# New chickens fighting need help



## redneckcgil29 (May 13, 2013)

Picked up 3 new chickens yesterday and added them to my coop along with my 4 wyandottes and the wyandottes are not liking it.. The wyandottes stay in the run while the new birds stay in the run. Every once In a while my new buff will come out and 2 go after it and it runs right back in the coop, is this normal???? I moved my chicken tractor right by the back door so I can keep a eye on them.. I just don't want my birds to get hurt what should I do


----------



## Shohenth (Aug 28, 2013)

redneckcgil29 said:


> Picked up 3 new chickens yesterday and added them to my coop along with my 4 wyandottes and the wyandottes are not liking it.. The wyandottes stay in the run while the new birds stay in the run.
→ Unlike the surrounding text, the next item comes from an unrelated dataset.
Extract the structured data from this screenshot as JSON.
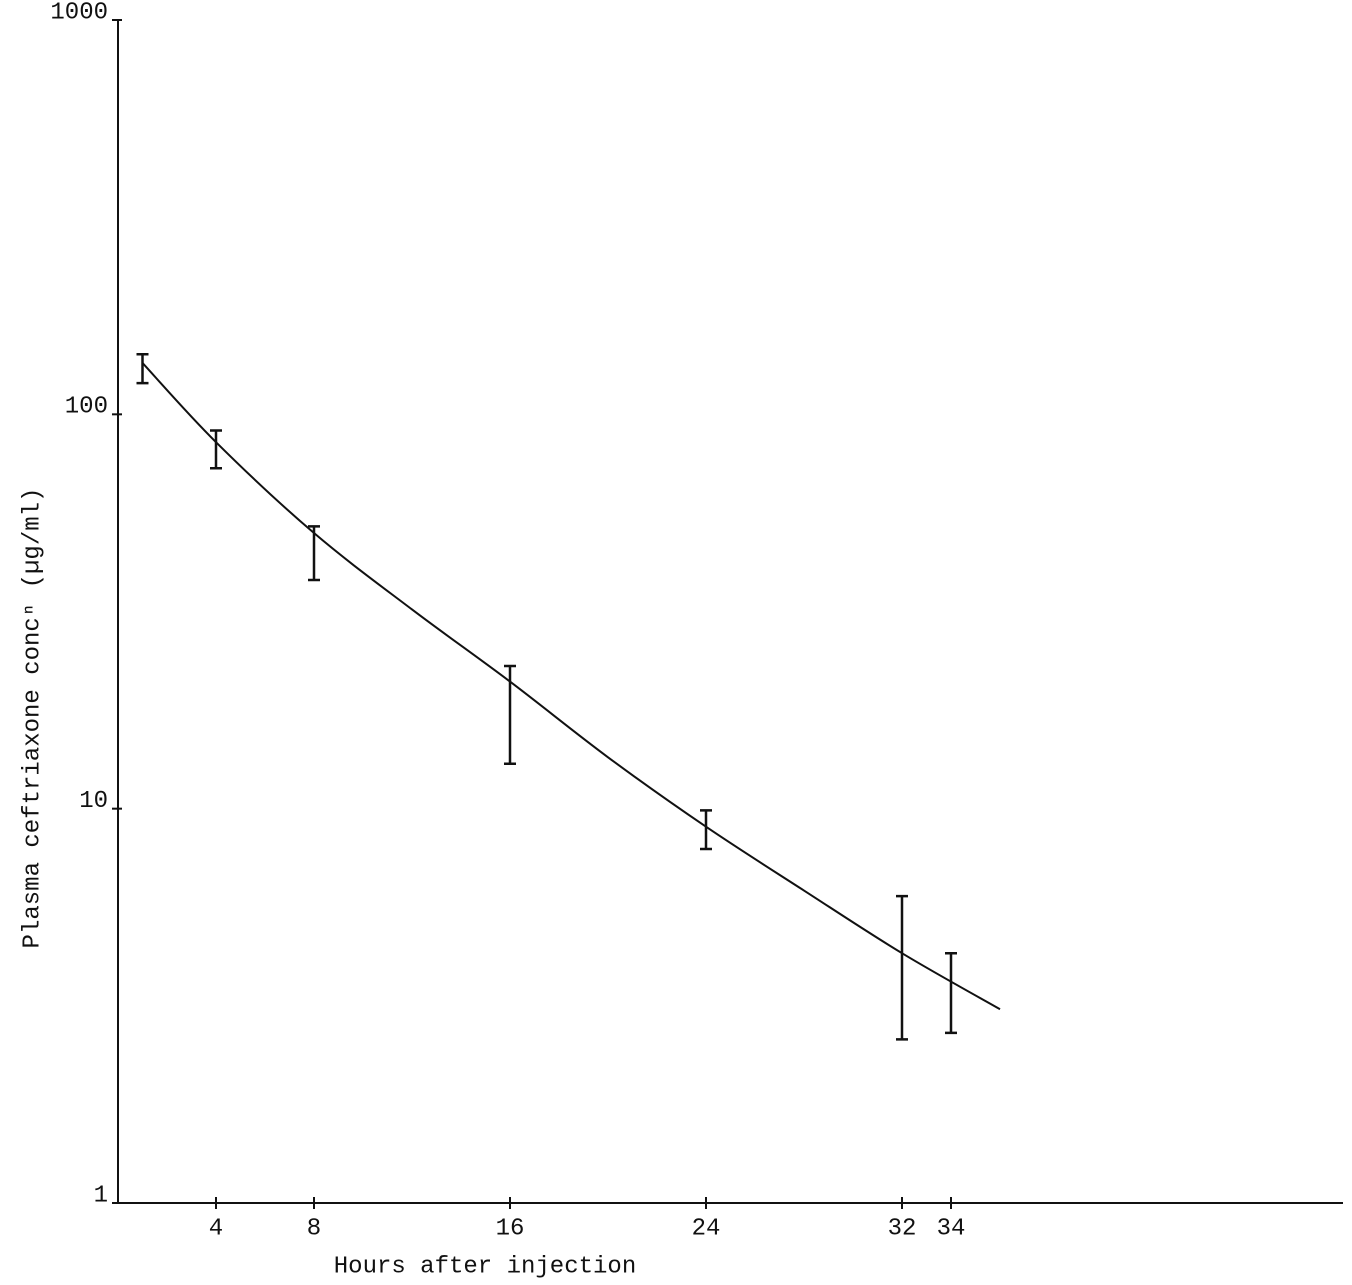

Every once In a while my new buff will come out and 2 go after it and it runs right back in the coop, is this normal???? I moved my chicken tractor right by the back door so I can keep a eye on them.. I just don't want my birds to get hurt what should I do


I just added 4 new chickens but I have them in my small coop which sits right next to my large coop. This way they can see and hear each other and maybe get use to each other. I will keep them separated for about 5 days to reduce the pecking order fighting.


----------



## redneckcgil29 (May 13, 2013)

Well my problem is that I just have a tractor and not another coop


----------



## CharlieEcho (Nov 25, 2012)

*Getting aquainted;*

They will get aquainted but it will take time. It's best to have them close to each other but seperated until they do. I like to quarantine new birds from the others for a short time anyhow unless I'm sure of where they came from.


----------



## matt_kas (Mar 11, 2013)

CharlieEcho said:


> They will get aquainted but it will take time. It's best to have them close to each other but seperated until they do. I like to quarantine new birds from the others for a short time anyhow unless I'm sure of where they came from.


I do the same thing, but also the have to reestablish the pecking order too


----------



## piglett (Jun 21, 2012)

redneckcgil29 said:


> Picked up 3 new chickens yesterday and added them to my coop along with my 4 wyandottes and the wyandottes are not liking it.. The wyandottes stay in the run while the new birds stay in the run. Every once In a while my new buff will come out and 2 go after it and it runs right back in the coop, is this normal???? I moved my chicken tractor right by the back door so I can keep a eye on them.. I just don't want my birds to get hurt what should I do


lock them all in the coop or whatever you have & they should have things worked out within a couple days. as long as there is no blood leave them alone. if you mess with them & try to baby them this process will take even longer.


----------